As an average retiree who has been paying into Social Security since I was 14 years old, when I obtained my working papers permitting me to legally work part-time, I wish to address Megan McArdle’s column (“Where will all this money come from?” April 19 Review-Journal). Social Security was set up as a workers insurance policy similar to an IRA; yet unlike an IRA, the government was permitted to dip into our earnings.

Hence, we now have a legal Ponzi scheme eating away at the account. Accusing my generation of decimating the fund is not only a lie, but true sacrilege. It was our generation that built the fund for fellow workers who were truly unable to work and for our retirement. Our toil kept the system healthy. It was not meant for vote-buying or financing the lazy and useless. And why we must pay income tax on monies previously taxed? The 15 percent nontaxable is a myth if your total income (dividends, interest, pensions, etc.) exceeds $30,000.

Instead of listening to Ms. McArdle and others who never wore a uniform or got their hands dirty, maybe we should step back a generation or two and pick the brains of the American worker.

RICHARD SIMMS

HENDERSON

Forcing Yucca on Nevada

To the editor:

Regarding Craig Hutzler’s letter (“Yucca: Irrational fears,” April 17 Review-Journal), if he and Rep. Cresent Hardy are so gung-ho on this project and want to research it fully, why don’t they go buy property and move their families next to an already existing nuclear reactor area? Any sports book in town would give major odds against that ever happening, and I would personally bet against it.

It may be that Yucca Mountain is safe for nuclear storage, but I am scared to death of transporting it in order to do so. There is no safe way to get the waste to Yucca Mountain by truck, train or wagon. I do not want future generations to glow in the dark from an accidental spill.

Why isn’t there a plan, by the government and companies who make this waste, to store the waste locally, instead?

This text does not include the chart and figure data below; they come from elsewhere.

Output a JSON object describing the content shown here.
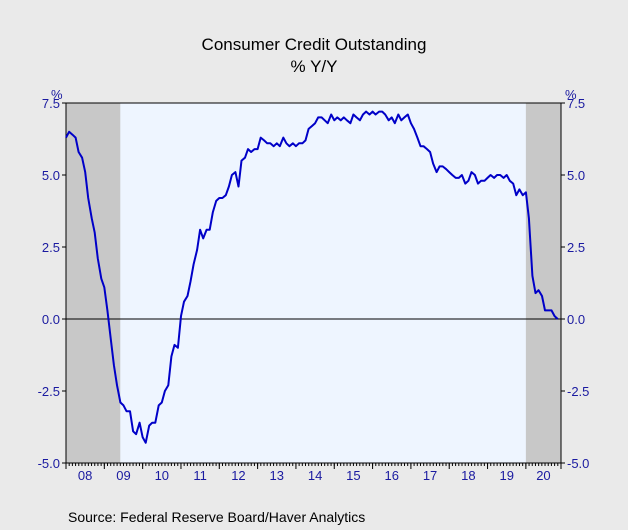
{
  "chart_data": {
    "type": "line",
    "title": "Consumer Credit Outstanding",
    "subtitle": "% Y/Y",
    "ylabel_left": "%",
    "ylabel_right": "%",
    "ylim": [
      -5.0,
      7.5
    ],
    "yticks": [
      "7.5",
      "5.0",
      "2.5",
      "0.0",
      "-2.5",
      "-5.0"
    ],
    "ytick_values": [
      7.5,
      5.0,
      2.5,
      0.0,
      -2.5,
      -5.0
    ],
    "xlim": [
      2008.0,
      2020.9167
    ],
    "xticks": [
      "08",
      "09",
      "10",
      "11",
      "12",
      "13",
      "14",
      "15",
      "16",
      "17",
      "18",
      "19",
      "20"
    ],
    "recessions": [
      {
        "start": 2008.0,
        "end": 2009.4167
      },
      {
        "start": 2020.0,
        "end": 2020.9167
      }
    ],
    "plot_background": "#eef5ff",
    "recession_color": "#c8c8c8",
    "line_color": "#0000c8",
    "zero_line": true,
    "series": [
      {
        "x": [
          2008.0,
          2008.08,
          2008.17,
          2008.25,
          2008.33,
          2008.42,
          2008.5,
          2008.58,
          2008.67,
          2008.75,
          2008.83,
          2008.92,
          2009.0,
          2009.08,
          2009.17,
          2009.25,
          2009.33,
          2009.42,
          2009.5,
          2009.58,
          2009.67,
          2009.75,
          2009.83,
          2009.92,
          2010.0,
          2010.08,
          2010.17,
          2010.25,
          2010.33,
          2010.42,
          2010.5,
          2010.58,
          2010.67,
          2010.75,
          2010.83,
          2010.92,
          2011.0,
          2011.08,
          2011.17,
          2011.25,
          2011.33,
          2011.42,
          2011.5,
          2011.58,
          2011.67,
          2011.75,
          2011.83,
          2011.92,
          2012.0,
          2012.08,
          2012.17,
          2012.25,
          2012.33,
          2012.42,
          2012.5,
          2012.58,
          2012.67,
          2012.75,
          2012.83,
          2012.92,
          2013.0,
          2013.08,
          2013.17,
          2013.25,
          2013.33,
          2013.42,
          2013.5,
          2013.58,
          2013.67,
          2013.75,
          2013.83,
          2013.92,
          2014.0,
          2014.08,
          2014.17,
          2014.25,
          2014.33,
          2014.42,
          2014.5,
          2014.58,
          2014.67,
          2014.75,
          2014.83,
          2014.92,
          2015.0,
          2015.08,
          2015.17,
          2015.25,
          2015.33,
          2015.42,
          2015.5,
          2015.58,
          2015.67,
          2015.75,
          2015.83,
          2015.92,
          2016.0,
          2016.08,
          2016.17,
          2016.25,
          2016.33,
          2016.42,
          2016.5,
          2016.58,
          2016.67,
          2016.75,
          2016.83,
          2016.92,
          2017.0,
          2017.08,
          2017.17,
          2017.25,
          2017.33,
          2017.42,
          2017.5,
          2017.58,
          2017.67,
          2017.75,
          2017.83,
          2017.92,
          2018.0,
          2018.08,
          2018.17,
          2018.25,
          2018.33,
          2018.42,
          2018.5,
          2018.58,
          2018.67,
          2018.75,
          2018.83,
          2018.92,
          2019.0,
          2019.08,
          2019.17,
          2019.25,
          2019.33,
          2019.42,
          2019.5,
          2019.58,
          2019.67,
          2019.75,
          2019.83,
          2019.92,
          2020.0,
          2020.08,
          2020.17,
          2020.25,
          2020.33,
          2020.42,
          2020.5,
          2020.58,
          2020.67,
          2020.75,
          2020.83
        ],
        "y": [
          6.3,
          6.5,
          6.4,
          6.3,
          5.8,
          5.6,
          5.1,
          4.2,
          3.5,
          3.0,
          2.1,
          1.4,
          1.1,
          0.3,
          -0.7,
          -1.6,
          -2.3,
          -2.9,
          -3.0,
          -3.2,
          -3.2,
          -3.9,
          -4.0,
          -3.6,
          -4.1,
          -4.3,
          -3.7,
          -3.6,
          -3.6,
          -3.0,
          -2.9,
          -2.5,
          -2.3,
          -1.3,
          -0.9,
          -1.0,
          0.1,
          0.6,
          0.8,
          1.3,
          1.9,
          2.4,
          3.1,
          2.8,
          3.1,
          3.1,
          3.7,
          4.1,
          4.2,
          4.2,
          4.3,
          4.6,
          5.0,
          5.1,
          4.6,
          5.5,
          5.6,
          5.9,
          5.8,
          5.9,
          5.9,
          6.3,
          6.2,
          6.1,
          6.1,
          6.0,
          6.1,
          6.0,
          6.3,
          6.1,
          6.0,
          6.1,
          6.0,
          6.1,
          6.1,
          6.2,
          6.6,
          6.7,
          6.8,
          7.0,
          7.0,
          6.9,
          6.8,
          7.1,
          6.9,
          7.0,
          6.9,
          7.0,
          6.9,
          6.8,
          7.1,
          7.0,
          6.9,
          7.1,
          7.2,
          7.1,
          7.2,
          7.1,
          7.2,
          7.2,
          7.1,
          6.9,
          7.0,
          6.8,
          7.1,
          6.9,
          7.0,
          7.1,
          6.8,
          6.6,
          6.3,
          6.0,
          6.0,
          5.9,
          5.8,
          5.4,
          5.1,
          5.3,
          5.3,
          5.2,
          5.1,
          5.0,
          4.9,
          4.9,
          5.0,
          4.7,
          4.8,
          5.1,
          5.0,
          4.7,
          4.8,
          4.8,
          4.9,
          5.0,
          4.9,
          5.0,
          5.0,
          4.9,
          5.0,
          4.8,
          4.7,
          4.3,
          4.5,
          4.3,
          4.4,
          3.5,
          1.5,
          0.9,
          1.0,
          0.8,
          0.3,
          0.3,
          0.3,
          0.1,
          0.0
        ]
      }
    ]
  },
  "source": "Source:  Federal Reserve Board/Haver Analytics"
}
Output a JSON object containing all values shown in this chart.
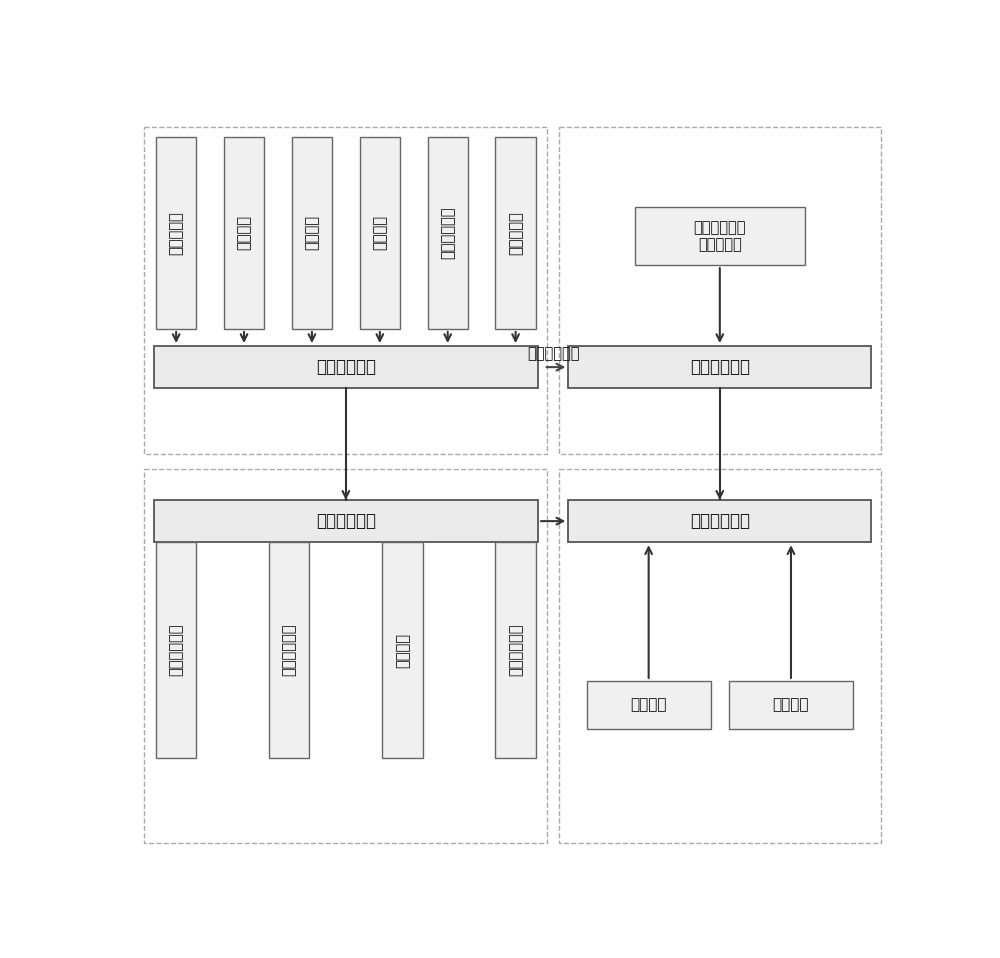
{
  "bg_color": "#ffffff",
  "top_input_boxes": [
    "主簧静刚度",
    "橡胶阵尼",
    "液室形状",
    "流道长度",
    "流道截面形状",
    "液压油密度"
  ],
  "collect_box": "数据采集单元",
  "process_box": "数据处理单元",
  "model_box": "模型建立单元",
  "optimize_box": "优化设计单元",
  "adjust_box": "调整参数优化\n动特性曲线",
  "feedback_label": "优化设计反馈",
  "bottom_input_boxes": [
    "等效活塞面积",
    "流道过流面积",
    "流道阵尼",
    "液室体积柔度"
  ],
  "model_sub_boxes": [
    "数学模型",
    "程序实现"
  ]
}
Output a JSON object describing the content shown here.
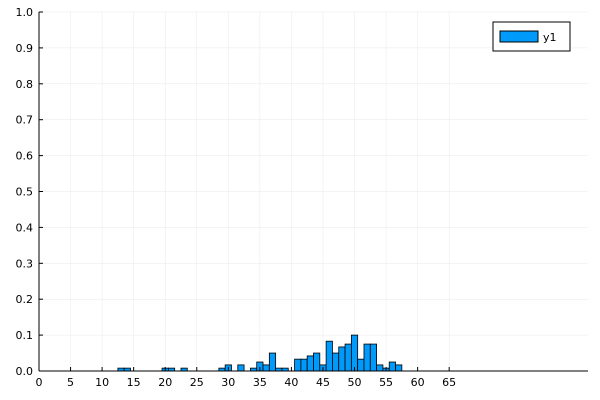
{
  "chart_data": {
    "type": "bar",
    "title": "",
    "xlabel": "",
    "ylabel": "",
    "xlim": [
      0,
      87
    ],
    "ylim": [
      0,
      1
    ],
    "bar_width": 1,
    "grid": true,
    "legend_position": "top-right",
    "x_ticks": [
      0,
      5,
      10,
      15,
      20,
      25,
      30,
      35,
      40,
      45,
      50,
      55,
      60,
      65
    ],
    "y_ticks": [
      0.0,
      0.1,
      0.2,
      0.3,
      0.4,
      0.5,
      0.6,
      0.7,
      0.8,
      0.9,
      1.0
    ],
    "x_tick_labels": [
      "0",
      "5",
      "10",
      "15",
      "20",
      "25",
      "30",
      "35",
      "40",
      "45",
      "50",
      "55",
      "60",
      "65"
    ],
    "y_tick_labels": [
      "0.0",
      "0.1",
      "0.2",
      "0.3",
      "0.4",
      "0.5",
      "0.6",
      "0.7",
      "0.8",
      "0.9",
      "1.0"
    ],
    "colors": {
      "bar": "#009AFA",
      "bar_stroke": "#000000",
      "grid": "#e8e8e8",
      "axis": "#000000"
    },
    "series": [
      {
        "name": "y1",
        "x": [
          13,
          14,
          20,
          21,
          23,
          29,
          30,
          32,
          34,
          35,
          36,
          37,
          38,
          39,
          41,
          42,
          43,
          44,
          45,
          46,
          47,
          48,
          49,
          50,
          51,
          52,
          53,
          54,
          55,
          56,
          57
        ],
        "values": [
          0.008,
          0.008,
          0.008,
          0.008,
          0.008,
          0.008,
          0.017,
          0.017,
          0.008,
          0.025,
          0.017,
          0.05,
          0.008,
          0.008,
          0.033,
          0.033,
          0.042,
          0.05,
          0.017,
          0.083,
          0.05,
          0.067,
          0.075,
          0.1,
          0.033,
          0.075,
          0.075,
          0.017,
          0.008,
          0.025,
          0.017
        ]
      }
    ]
  }
}
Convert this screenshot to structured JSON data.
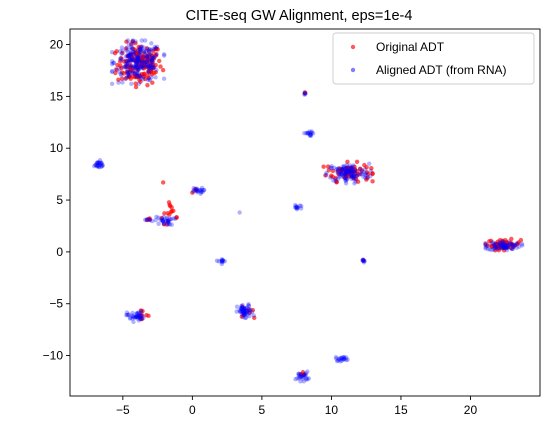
{
  "chart_data": {
    "type": "scatter",
    "title": "CITE-seq GW Alignment, eps=1e-4",
    "xlabel": "",
    "ylabel": "",
    "xlim": [
      -8.8,
      25.0
    ],
    "ylim": [
      -13.9,
      21.5
    ],
    "xticks": [
      -5,
      0,
      5,
      10,
      15,
      20
    ],
    "yticks": [
      -10,
      -5,
      0,
      5,
      10,
      15,
      20
    ],
    "grid": false,
    "legend_position": "top-right",
    "series": [
      {
        "name": "Original ADT",
        "color": "#ff0000",
        "opacity": 0.65,
        "clusters": [
          {
            "cx": -3.8,
            "cy": 18.1,
            "sx": 0.8,
            "sy": 1.0,
            "n": 160
          },
          {
            "cx": 11.2,
            "cy": 7.7,
            "sx": 0.8,
            "sy": 0.45,
            "n": 70
          },
          {
            "cx": 22.4,
            "cy": 0.7,
            "sx": 0.6,
            "sy": 0.25,
            "n": 55
          },
          {
            "cx": -1.7,
            "cy": 3.3,
            "sx": 0.35,
            "sy": 0.3,
            "n": 10
          },
          {
            "cx": -1.6,
            "cy": 4.3,
            "sx": 0.12,
            "sy": 0.25,
            "n": 6
          },
          {
            "cx": -3.1,
            "cy": 3.1,
            "sx": 0.1,
            "sy": 0.1,
            "n": 4
          },
          {
            "cx": -3.8,
            "cy": -6.1,
            "sx": 0.35,
            "sy": 0.2,
            "n": 8
          },
          {
            "cx": 3.9,
            "cy": -5.7,
            "sx": 0.25,
            "sy": 0.3,
            "n": 8
          },
          {
            "cx": 7.9,
            "cy": -12.0,
            "sx": 0.2,
            "sy": 0.2,
            "n": 5
          },
          {
            "cx": 8.1,
            "cy": 15.3,
            "sx": 0.05,
            "sy": 0.05,
            "n": 2
          },
          {
            "cx": 0.3,
            "cy": 5.9,
            "sx": 0.15,
            "sy": 0.1,
            "n": 3
          }
        ],
        "singles": [
          {
            "x": -2.1,
            "y": 6.7
          },
          {
            "x": -3.3,
            "y": -6.1
          },
          {
            "x": 12.3,
            "y": -0.8
          }
        ]
      },
      {
        "name": "Aligned ADT (from RNA)",
        "color": "#0000ff",
        "opacity": 0.3,
        "clusters": [
          {
            "cx": -3.9,
            "cy": 18.3,
            "sx": 0.85,
            "sy": 0.95,
            "n": 220
          },
          {
            "cx": 11.2,
            "cy": 7.6,
            "sx": 0.75,
            "sy": 0.45,
            "n": 110
          },
          {
            "cx": 22.4,
            "cy": 0.6,
            "sx": 0.6,
            "sy": 0.22,
            "n": 70
          },
          {
            "cx": -6.8,
            "cy": 8.4,
            "sx": 0.25,
            "sy": 0.2,
            "n": 25
          },
          {
            "cx": 0.3,
            "cy": 5.9,
            "sx": 0.25,
            "sy": 0.15,
            "n": 20
          },
          {
            "cx": -2.0,
            "cy": 3.0,
            "sx": 0.35,
            "sy": 0.2,
            "n": 30
          },
          {
            "cx": -3.1,
            "cy": 3.1,
            "sx": 0.15,
            "sy": 0.1,
            "n": 6
          },
          {
            "cx": -4.1,
            "cy": -6.2,
            "sx": 0.3,
            "sy": 0.25,
            "n": 40
          },
          {
            "cx": 3.8,
            "cy": -5.8,
            "sx": 0.28,
            "sy": 0.35,
            "n": 55
          },
          {
            "cx": 7.9,
            "cy": -12.0,
            "sx": 0.22,
            "sy": 0.22,
            "n": 25
          },
          {
            "cx": 10.8,
            "cy": -10.3,
            "sx": 0.25,
            "sy": 0.12,
            "n": 20
          },
          {
            "cx": 8.4,
            "cy": 11.4,
            "sx": 0.18,
            "sy": 0.12,
            "n": 15
          },
          {
            "cx": 7.5,
            "cy": 4.3,
            "sx": 0.15,
            "sy": 0.1,
            "n": 12
          },
          {
            "cx": 2.1,
            "cy": -0.9,
            "sx": 0.15,
            "sy": 0.12,
            "n": 12
          },
          {
            "cx": 12.3,
            "cy": -0.8,
            "sx": 0.1,
            "sy": 0.1,
            "n": 8
          },
          {
            "cx": 8.1,
            "cy": 15.3,
            "sx": 0.06,
            "sy": 0.06,
            "n": 4
          }
        ],
        "singles": [
          {
            "x": 3.4,
            "y": 3.8
          }
        ]
      }
    ]
  }
}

Stop already with shrugging your shoulders, as if this is inevitable, and your “we might as well get paid for it” attitudes. Just because we have a lot of unused beautiful desert in our state doesn’t mean we should treat it like a litter box for the whole country. Put the Yucca project to the voters of Nevada and see if it passes. Or is the government just going to try to shove it down our throats like the soccer stadium?